On mammography, dense or extremely dense glandular tissue can "hide" an abnormal area. Dense breast tissue, if not compressed extremely well on mammography, can also give a false abnormal appearance. Both of these scenarios may lead to extra imaging, using a combination of mammography, ultrasound and/or breast MRI.

- Cari Medeiros, BS RT(R)(M)


The gold standard for breast cancer screening remains mammography. Mammography can show changes in breast tissue two years before it can be felt. This allows for early diagnoses and treatment, when breast cancer is most curable. Ultrasound cannot detect some of the very small changes that indicate early breast cancer.

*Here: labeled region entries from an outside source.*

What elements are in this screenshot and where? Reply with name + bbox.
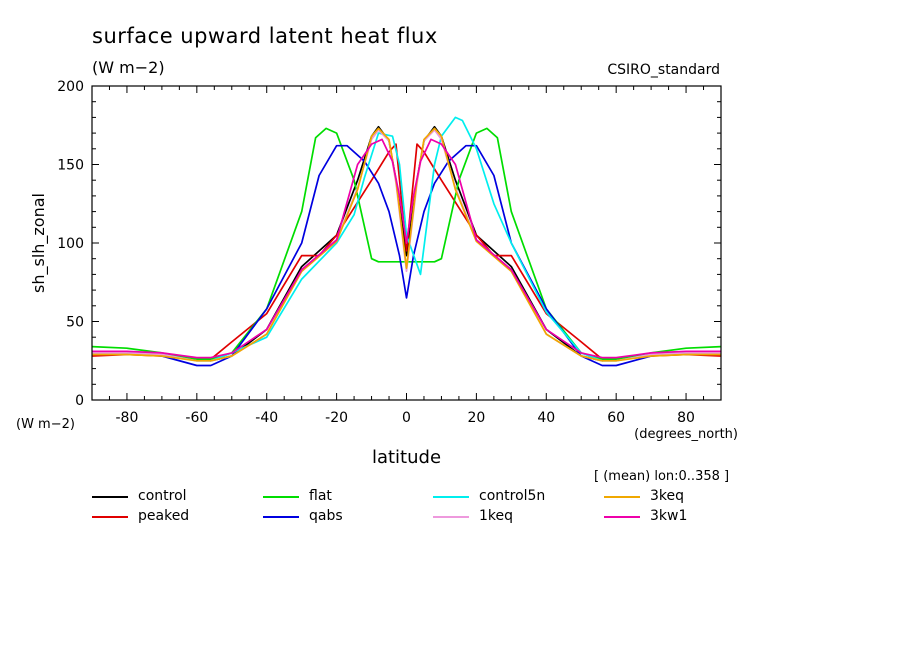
y-tick-label: 0 xyxy=(75,393,84,409)
x-tick-label: -80 xyxy=(116,410,139,426)
plot-frame xyxy=(91,85,722,401)
legend-swatch xyxy=(92,496,128,498)
chart-series xyxy=(91,116,722,367)
x-tick-label: 80 xyxy=(677,410,695,426)
chart-labels: -80 -60 -40 -20 0 20 40 60 80 0 50 100 150 200 sh_slh_… xyxy=(16,79,738,468)
y-tick-label: 100 xyxy=(57,236,84,252)
legend-label: 3keq xyxy=(650,488,685,504)
y-tick-label: 50 xyxy=(66,315,84,331)
legend-label: flat xyxy=(309,488,332,504)
legend-swatch xyxy=(604,496,640,498)
legend-swatch xyxy=(433,496,469,498)
series-line-3keq xyxy=(92,127,721,362)
legend-swatch xyxy=(92,516,128,518)
legend-swatch xyxy=(604,516,640,518)
x-tick-label: 20 xyxy=(467,410,485,426)
x-tick-label: -60 xyxy=(185,410,208,426)
legend-label: 3kw1 xyxy=(650,508,688,524)
y-axis-units: (W m−2) xyxy=(16,417,75,432)
averaging-note: [ (mean) lon:0..358 ] xyxy=(594,469,730,484)
legend-label: 1keq xyxy=(479,508,514,524)
y-tick-label: 200 xyxy=(57,79,84,95)
x-tick-label: -40 xyxy=(255,410,278,426)
x-tick-label: 40 xyxy=(537,410,555,426)
y-tick-label: 150 xyxy=(57,158,84,174)
x-tick-label: 0 xyxy=(402,410,411,426)
legend-swatch xyxy=(263,516,299,518)
legend-label: control xyxy=(138,488,187,504)
legend-label: qabs xyxy=(309,508,343,524)
x-tick-label: -20 xyxy=(325,410,348,426)
legend-label: peaked xyxy=(138,508,190,524)
series-line-3kw1 xyxy=(92,138,721,359)
legend-label: control5n xyxy=(479,488,546,504)
x-axis-label: latitude xyxy=(372,447,441,468)
x-axis-units: (degrees_north) xyxy=(634,427,738,442)
chart-title: surface upward latent heat flux xyxy=(92,24,438,48)
legend-swatch xyxy=(263,496,299,498)
chart-units: (W m−2) xyxy=(92,58,165,77)
x-tick-label: 60 xyxy=(607,410,625,426)
legend-swatch xyxy=(433,516,469,518)
series-line-peaked xyxy=(91,143,722,361)
y-axis-label: sh_slh_zonal xyxy=(29,193,49,293)
model-name: CSIRO_standard xyxy=(607,62,720,78)
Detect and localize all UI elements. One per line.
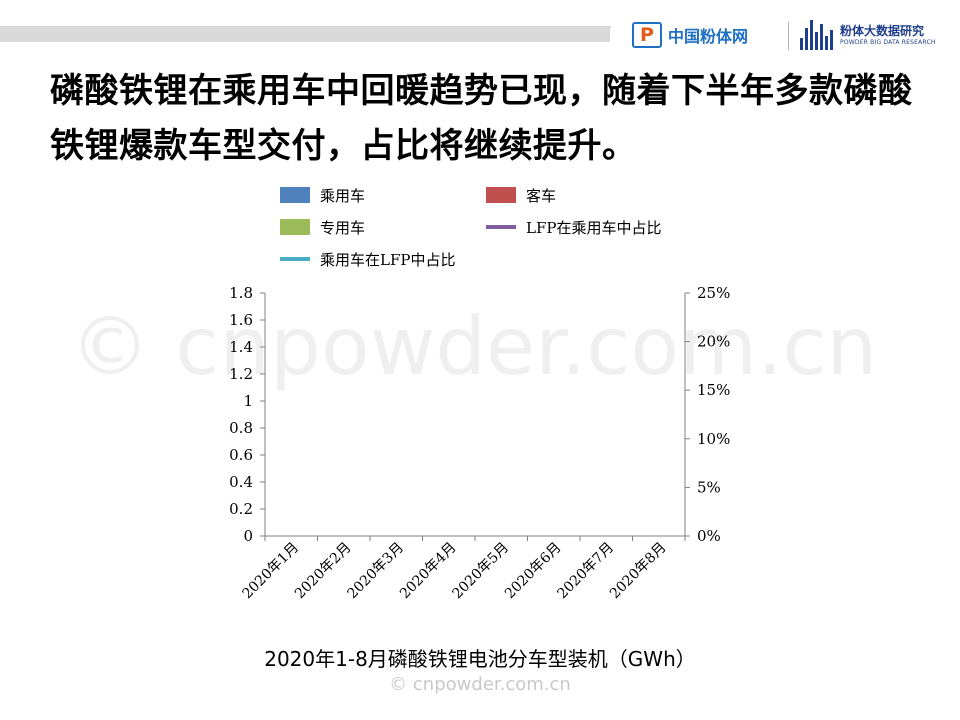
- legend-label: 客车: [526, 187, 556, 205]
- right-tick-label: 0%: [697, 527, 721, 545]
- left-tick-label: 1.2: [229, 365, 253, 383]
- left-tick-label: 0.6: [229, 446, 253, 464]
- header-band-tip: [600, 26, 612, 42]
- right-tick-label: 5%: [697, 478, 721, 496]
- right-tick-label: 10%: [697, 430, 730, 448]
- x-tick-labels: 2020年1月2020年2月2020年3月2020年4月2020年5月2020年…: [239, 540, 669, 603]
- left-tick-label: 0.4: [229, 473, 253, 491]
- legend-swatch: [486, 187, 516, 203]
- x-tick-label: 2020年8月: [607, 540, 670, 603]
- right-tick-label: 25%: [697, 284, 730, 302]
- left-tick-label: 0.2: [229, 500, 253, 518]
- chart-axes: 0 0.2 0.4 0.6 0.8 1 1.2 1.4 1.6 1.8 0% 5% 10% 15% 20% 2…: [229, 284, 730, 545]
- legend-swatch: [280, 187, 310, 203]
- legend-label: 乘用车: [320, 187, 365, 205]
- left-tick-label: 1: [243, 392, 253, 410]
- bigdata-logo: 粉体大数据研究 POWDER BIG DATA RESEARCH: [800, 18, 936, 50]
- legend-label: 乘用车在LFP中占比: [320, 251, 455, 269]
- left-tick-label: 1.8: [229, 284, 253, 302]
- bigdata-logo-cn: 粉体大数据研究: [840, 24, 925, 38]
- left-tick-label: 1.6: [229, 311, 253, 329]
- watermark-text: © cnpowder.com.cn: [70, 300, 878, 393]
- cnpowder-logo-icon: [632, 22, 662, 48]
- cnpowder-logo: 中国粉体网: [632, 20, 748, 50]
- legend-label: 专用车: [320, 219, 365, 237]
- logo-divider: [788, 22, 789, 50]
- right-tick-label: 20%: [697, 333, 730, 351]
- legend-label: LFP在乘用车中占比: [526, 219, 661, 237]
- left-tick-label: 1.4: [229, 338, 253, 356]
- footer-watermark: © cnpowder.com.cn: [389, 674, 571, 695]
- chart-caption: 2020年1-8月磷酸铁锂电池分车型装机（GWh）: [264, 647, 696, 671]
- right-tick-label: 15%: [697, 381, 730, 399]
- header-band: [0, 26, 610, 42]
- bigdata-logo-en: POWDER BIG DATA RESEARCH: [840, 39, 936, 46]
- legend-swatch: [280, 219, 310, 235]
- left-tick-label: 0: [243, 527, 253, 545]
- left-tick-label: 0.8: [229, 419, 253, 437]
- cnpowder-logo-text: 中国粉体网: [668, 27, 749, 46]
- bigdata-bars-icon: [800, 18, 836, 50]
- page-headline: 磷酸铁锂在乘用车中回暖趋势已现，随着下半年多款磷酸铁锂爆款车型交付，占比将继续提…: [50, 71, 913, 166]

It is, however, an effective modality to be used in conjunction with mammography, when indicated.

- Cari Medeiros, BS RT(R)(M)

 

How Much Radiation Exposure Do I Get During A Mammogram?

Some women may be concerned about the radiation dose received during a mammography examination. According to the National Cancer Institute, mammograms require very small doses of radiation. In fact, the radiation dose received during a routine screening mammography examination is 0.7mSV (the same approximate dose as 3 months of comparable natural background radiation exposure).

- Wendy Mickelsen, MHE, RT(R)(M)

 

Do Men Ever Get Breast Cancer?

Although male breast cancers are rare (less than 1% of breast cancers), the incidence rate has increased .8% annually from 1975 to 2008. It is not recommended that men participate in screening mammography, but self-breast exam is appropriate for both males and females.